5. Furnace Not Working on Battery (vs. Shore Power)
Sometimes a furnace stops working on battery, only relying on shore power. This means your battery is likely corroded or needs a replacement for another reason.
6. Weak Air Flow Through Vents
Check out the vents to see if anything is blocking the airways. This could be dirt, debris, or a leak in the system. Also, check the air filter to see if it is full of dust and debris and may need to be replaced. If there isn’t anything blocking the airflow, it could be a leak in the air distribution hoses, or one of them may be loose.
7. Furnace Fan Makes Loud Noises
Sometimes a loud noise from the furnace fan could mean the fan needs to be cleaned. Dust on the blades can weigh them down and make them louder. Check the exhaust for blockage if you notice the fan is still making noise even after cleaning it. Dust or debris may be blocking the exhaust, also causing the fan to make a loud noise.
8. RV Furnace Clicking but Not Lighting
If you hear your furnace clicking as if it is trying to light, but nothing is happening, it is likely an issue with the igniter.

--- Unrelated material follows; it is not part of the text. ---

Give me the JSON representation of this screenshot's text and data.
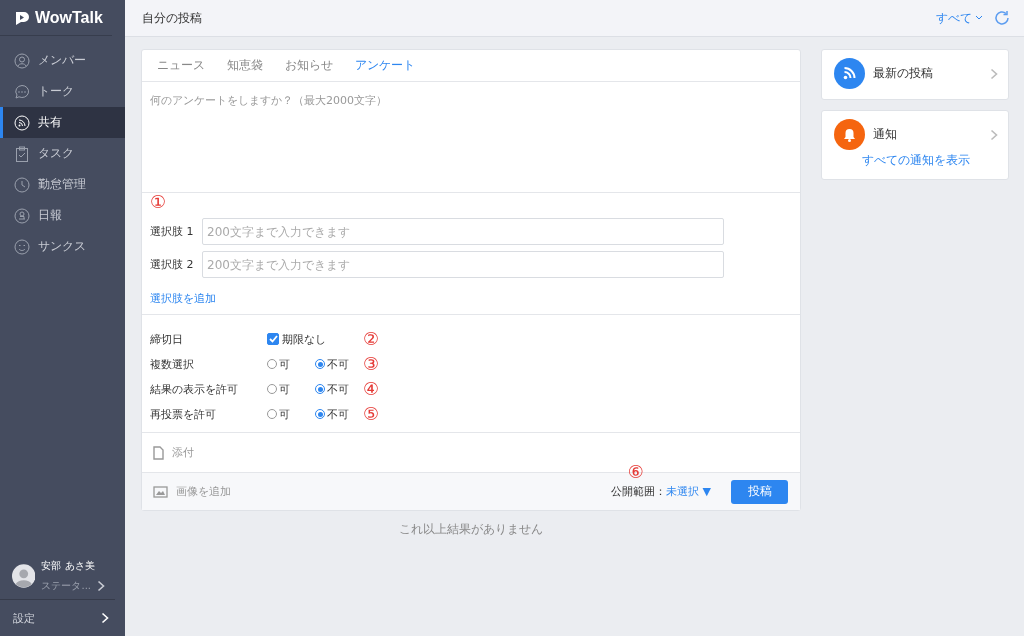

The igniter system may need replacing, and this issue often requires a professional repair service to be resolved.
9. RV Furnace Not Turning On Automatically
Your furnace should come on anytime your thermostat temperature goes below your desired temperature or if you manually turn the thermostat up. However, if this does not happen, the issues could be with the thermostat, the furnace fuse, the control board, or the motor. Within each of these components, components such as the sail switch could be at fault.
10. RV Furnace Blowing Cold Air
“Why Is My RV blowing cold air?” Well, a failed sail switch prevents the furnace from fully igniting. This switch can only open properly if the fan is up to full speed. Check the switch for debris that could be blocking the opening. If there isn’t anything wrong with the switch or fan, your fuel source may be low or need replacing.
It’s best to get your RV furnace regularly serviced and updated on maintenance to keep it functioning properly. Expert repair services are also best for preventing potential gas valve, igniter, or flame sensor issues. Each of these components could be dangerous if not handled correctly. Therefore, it’s best to call for help if you suspect anything wrong with these parts or feel overwhelmed by the issues.
Frequently Asked Questions
Check for a gas leak since it’s a clear indicator that something is going wrong with the gas valve. Immediately exit your RV once you detect any odors from your gas valve.
Set a multimeter to ohms. Close the switch manually and attach the red and black leads to the two connectors on the switch. When closed, a properly working sail switch should read between 0.0-0.2 ohms.
Contact an RV parts supplier near you to have the control board evaluated on a test bench. Then you can swap a faulty board out with a replacement board.